New numbers from the CDC show autism affects about 1 in 68 U.S. children, and that rate is steady. But doctors say more testing is needed. (Wikipedia)
New numbers from the CDC show autism affects about 1 in 68 U.S. children, and that rate is steady. But doctors say more testing is needed. (Wikipedia)
April 7, 2016

CHARLESTON, W.Va. - April is National Autism Awareness Month and the numbers are holding steady in the U.S., according to the latest snapshot of autism spectrum disorder (ASD).

The Centers for Disease Control and Prevention studied 8 year olds in 11 states and says 1 in 68 children is diagnosed as autistic, the same rate the agency found two years ago.

Dr.
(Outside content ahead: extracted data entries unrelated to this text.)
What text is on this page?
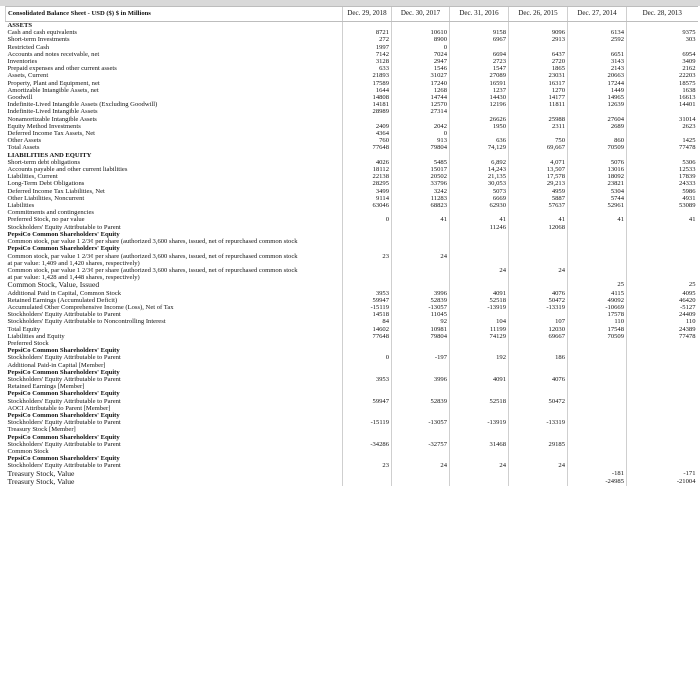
Consolidated Balance Sheet - USD ($) $ in Millions	Dec. 29, 2018	Dec. 30, 2017	Dec. 31, 2016	Dec. 26, 2015	Dec. 27, 2014	Dec. 28, 2013
ASSETS						
Cash and cash equivalents	8721	10610	9158	9096	6134	9375
Short-term Investments	272	8900	6967	2913	2592	303
Restricted Cash	1997	0				
Accounts and notes receivable, net	7142	7024	6694	6437	6651	6954
Inventories	3128	2947	2723	2720	3143	3409
Prepaid expenses and other current assets	633	1546	1547	1865	2143	2162
Assets, Current	21893	31027	27089	23031	20663	22203
Property, Plant and Equipment, net	17589	17240	16591	16317	17244	18575
Amortizable Intangible Assets, net	1644	1268	1237	1270	1449	1638
Goodwill	14808	14744	14430	14177	14965	16613
Indefinite-Lived Intangible Assets (Excluding Goodwill)	14181	12570	12196	11811	12639	14401
Indefinite-Lived Intangible Assets	28989	27314				
Nonamortizable Intangible Assets			26626	25988	27604	31014
Equity Method Investments	2409	2042	1950	2311	2689	2623
Deferred Income Tax Assets, Net	4364	0				
Other Assets	760	913	636	750	860	1425
Total Assets	77648	79804	74,129	69,667	70509	77478
LIABILITIES AND EQUITY						
Short-term debt obligations	4026	5485	6,892	4,071	5076	5306
Accounts payable and other current liabilities	18112	15017	14,243	13,507	13016	12533
Liabilities, Current	22138	20502	21,135	17,578	18092	17839
Long-Term Debt Obligations	28295	33796	30,053	29,213	23821	24333
Deferred Income Tax Liabilities, Net	3499	3242	5073	4959	5304	5986
Other Liabilities, Noncurrent	9114	11283	6669	5887	5744	4931
Liabilities	63046	68823	62930	57637	52961	53089
Commitments and contingencies						
Preferred Stock, no par value	0	41	41	41	41	41
Stockholders' Equity Attributable to Parent			11246	12068		
PepsiCo Common Shareholders' Equity						
Common stock, par value 1 2/3¢ per share (authorized 3,600 shares, issued, net of repurchased common stock						
PepsiCo Common Shareholders' Equity						
Common stock, par value 1 2/3¢ per share (authorized 3,600 shares, issued, net of repurchased common stock	23	24				
at par value: 1,409 and 1,420 shares, respectively)						
Common stock, par value 1 2/3¢ per share (authorized 3,600 shares, issued, net of repurchased common stock			24	24		
at par value: 1,428 and 1,448 shares, respectively)						
Common Stock, Value, Issued					25	25
Additional Paid in Capital, Common Stock	3953	3996	4091	4076	4115	4095
Retained Earnings (Accumulated Deficit)	59947	52839	52518	50472	49092	46420
Accumulated Other Comprehensive Income (Loss), Net of Tax	-15119	-13057	-13919	-13319	-10669	-5127
Stockholders' Equity Attributable to Parent	14518	11045			17578	24409
Stockholders' Equity Attributable to Noncontrolling Interest	84	92	104	107	110	110
Total Equity	14602	10981	11199	12030	17548	24389
Liabilities and Equity	77648	79804	74129	69667	70509	77478
Preferred Stock						
PepsiCo Common Shareholders' Equity						
Stockholders' Equity Attributable to Parent	0	-197	192	186		
Additional Paid-in Capital [Member]						
PepsiCo Common Shareholders' Equity						
Stockholders' Equity Attributable to Parent	3953	3996	4091	4076		
Retained Earnings [Member]						
PepsiCo Common Shareholders' Equity						
Stockholders' Equity Attributable to Parent	59947	52839	52518	50472		
AOCI Attributable to Parent [Member]						
PepsiCo Common Shareholders' Equity						
Stockholders' Equity Attributable to Parent	-15119	-13057	-13919	-13319		
Treasury Stock [Member]						
PepsiCo Common Shareholders' Equity						
Stockholders' Equity Attributable to Parent	-34286	-32757	31468	29185		
Common Stock						
PepsiCo Common Shareholders' Equity						
Stockholders' Equity Attributable to Parent	23	24	24	24		
Treasury Stock, Value					-181	-171
Treasury Stock, Value					-24985	-21004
Stuart Shapira with the Centers for Disease Control and Prevention's National Center on Birth Defects and Developmental Disabilities, says they found more children need to be tested at an earlier age.

"When concerns are raised, it's important that parents and providers move forward to get that first evaluation, and parents don't have to wait if there's concern," says Shapira. "They can go through their state's early intervention program and local school system, and get that evaluation for free."

The report also notes about a third of children diagnosed with autism spectrum disorder also had an intellectual disability, and young boys are almost five times more likely to be diagnosed than girls.

Dr. Daisy Christensen, an epidemiologist and the report's lead author, says overall there are fewer ASD cases among African-American and Hispanic children. However, she says that might be because they aren't being tested.

"So, lower autism prevalence in these groups of non-white children may be due to a lack of identification," she says. "And if so, then better identification efforts in these groups might result in increasing autism prevalence in those groups in future years."

Shapira says minority children may not have the same access to health care to be evaluated. He says there could be language barriers and other problems as well.

"And there also may be a lack of trust in the medical profession among individuals in these racial and ethnic groups," he says. "And fear that bringing attention to a child's symptoms could lead to greater stigma."

The report found only 43 percent of children identified with ASD across the nation got evaluated by age three.